Setiap insan manusia mempunyai tugas
sebagai khalifah-Nya atau mediator bagi Pencipta untuk berbuat kasih sayang “rahman
dan rahim” kepada seluruh makhluknya. Tentu saja, manusia ini harus mempunyai “daya”
dan “energi” yang cukup besar agar mampu mentransformasikan dan
mendistribusikan kasih sayang-Nya kepada sesama umat manusia, tanpa melihat
batas-batas atau sekat ras, suku, agama, negara bangsa dan lainnya. Berbuat
baik dan benar adalah manifestasi dari semua ajaran kitab suci sebagai
sumber energi-Nya, sebagaimana perintah untuk berbuat kebaikan di dalam surat
Al-Qasash (28) ayat 77 berikut ini.
Dan carilah pada
apa yang telah dianugerahkan Allah kepadamu (kebahagiaan) negeri akhirat, dan
janganlah kamu melupakan bahagianmu dari (kenikmatan) duniawi dan berbuat
baiklah sebagaimana Allah telah berbuat baik kepadamu, dan janganlah kamu
berbuat kerusakan di (muka) bumi. Sesungguhnya Allah tidak menyukai orang-orang
yang berbuat kerusakan.
Daya atau energi untuk “Berbuat baiklah
kepada orang lain sebagaimana Allah telah berbuat baik kepadamu” merupakan
kunci “extra power” dari kesadaran setiap orang beriman untuk menunjukkan eksistensinya
sebagai wakil-Nya di muka bumi. Dia tidak pernah berbuat jahat kepada manusia
melainkan manusia itu sendiri yang menzalimi dirinya. Allah tidak pernah
pandang bulu atau pilih kasih dalam memberikan pelayanan kepada seluruh makluknya baik yang ada di langit maupun di bumi. Karakter
inilah yang harus termanifestasi manunggal ke dalam jati diri seorang manusia.

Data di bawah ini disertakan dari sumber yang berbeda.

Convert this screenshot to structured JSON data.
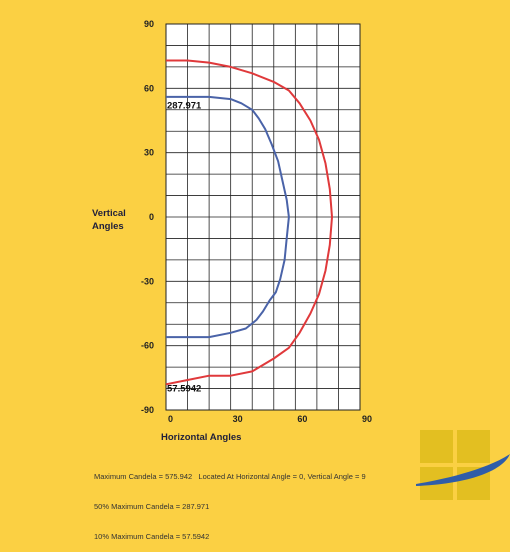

Tentu saja, untuk bisa berbuat baik dan
benar seperti itu sudah pasti membutuhkan “perjuangan” dan “pengorbanan” baik
harta, jiwa maupun raga. Itulah kenapa Dia selalu mengingatkan bahwa manusia
yang paling rugi adalah manusia yang tidak memanfaatkan waktunya untuk
memberikan peringatan dan saling menasehati dalam kesabaran. Ini adalah hukum
kausalitas, setiap perjuangan membutuhkan pengorbanan, dan setiap perbuatan
membutuhkan investasi jiwa raga yang menguras kesabaran dan keikhlasan.

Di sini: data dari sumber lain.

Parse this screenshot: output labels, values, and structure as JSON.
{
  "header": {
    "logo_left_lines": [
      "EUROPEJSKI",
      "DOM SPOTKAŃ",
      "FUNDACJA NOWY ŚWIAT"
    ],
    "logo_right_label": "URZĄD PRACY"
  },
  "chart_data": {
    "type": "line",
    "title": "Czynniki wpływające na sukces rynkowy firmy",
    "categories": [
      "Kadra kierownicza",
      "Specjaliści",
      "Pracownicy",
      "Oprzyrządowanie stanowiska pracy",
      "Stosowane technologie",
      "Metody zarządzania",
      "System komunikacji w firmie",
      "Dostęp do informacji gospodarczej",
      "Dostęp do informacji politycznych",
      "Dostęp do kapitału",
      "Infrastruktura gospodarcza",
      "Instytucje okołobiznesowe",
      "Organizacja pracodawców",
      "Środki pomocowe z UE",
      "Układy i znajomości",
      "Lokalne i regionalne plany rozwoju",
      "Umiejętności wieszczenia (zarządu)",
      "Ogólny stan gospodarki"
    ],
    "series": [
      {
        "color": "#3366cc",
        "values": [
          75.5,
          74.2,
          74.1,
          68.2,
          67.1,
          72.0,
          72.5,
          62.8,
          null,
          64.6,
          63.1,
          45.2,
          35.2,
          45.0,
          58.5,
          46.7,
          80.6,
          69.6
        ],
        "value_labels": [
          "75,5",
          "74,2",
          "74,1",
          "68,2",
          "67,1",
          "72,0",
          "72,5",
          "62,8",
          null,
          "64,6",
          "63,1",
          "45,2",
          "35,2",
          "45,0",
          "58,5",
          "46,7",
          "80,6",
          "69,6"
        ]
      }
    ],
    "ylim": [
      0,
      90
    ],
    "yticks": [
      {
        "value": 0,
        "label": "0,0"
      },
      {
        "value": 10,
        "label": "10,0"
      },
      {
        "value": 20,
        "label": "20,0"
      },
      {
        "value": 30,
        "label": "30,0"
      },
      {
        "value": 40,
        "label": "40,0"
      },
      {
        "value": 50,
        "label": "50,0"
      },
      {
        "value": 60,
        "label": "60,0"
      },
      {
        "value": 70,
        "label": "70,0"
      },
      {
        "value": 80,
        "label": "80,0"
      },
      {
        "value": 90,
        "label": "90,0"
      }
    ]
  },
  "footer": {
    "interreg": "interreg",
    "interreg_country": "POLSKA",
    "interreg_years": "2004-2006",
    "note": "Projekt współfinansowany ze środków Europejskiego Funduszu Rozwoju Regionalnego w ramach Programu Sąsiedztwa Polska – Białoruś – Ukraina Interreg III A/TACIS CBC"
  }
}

Itulah fungsi daya dan energi (Wahyu dan
Ruh) yang akan menghasilkan usaha atau kerja nyata amal saleh bagi kemaslahatan
umat manusia. Sudah seyogyanya, semakin manusia diberikan tambahan waktu dan
umur panjang kehidupannya maka harus meningkatkan daya dorong dan ledakan energi
spiritual dalam menjalankan fungsinya untuk mencapai visi, misi dan tujuan
penciptaan-Nya. Setiap diri harus menempatkan diri sesuai dengan peran skenario
dari Sang Sutradara agar mendapatkan ridha-Nya. Semua itu membutuhkan daya,
energi, ruh spiritual yang sangat ditentukan oleh alokasi waktu atau masa jatah
hidup setiap diri masing-masing manusia.
Perjalanan waktu jantung berdenyut manusia itu
terbatas. Setiap yang berjiwa pasti mati. Ini sunnatullah yang pasti berlaku
pada setiap insan manusia. Setiap pertambahan usia akan mengurangi jatah hidup
manusia sesuai dengan lintas batasan waktu yang telah ditetapkan oleh-Nya. Hari
ini aku bisa bernafas hingga umur ke-33 tahun, tetapi aku juga tidak tahu akan
sampai kapan hidupku ini terus berlanjut. Oleh karenanya, diri ini hanya pasrah
“tunduk-patuh” kepada Jalan Kebenaran yang akan menjagaku pada jalur komitmen “iman”
dan konsisten “amal saleh”, sehingga di masa-masa sisa hidupku dan bertambahnya
usia ini tetap berdaya serta bermanfaat bagi alam semesta. Salam Damai dan Sejahtera.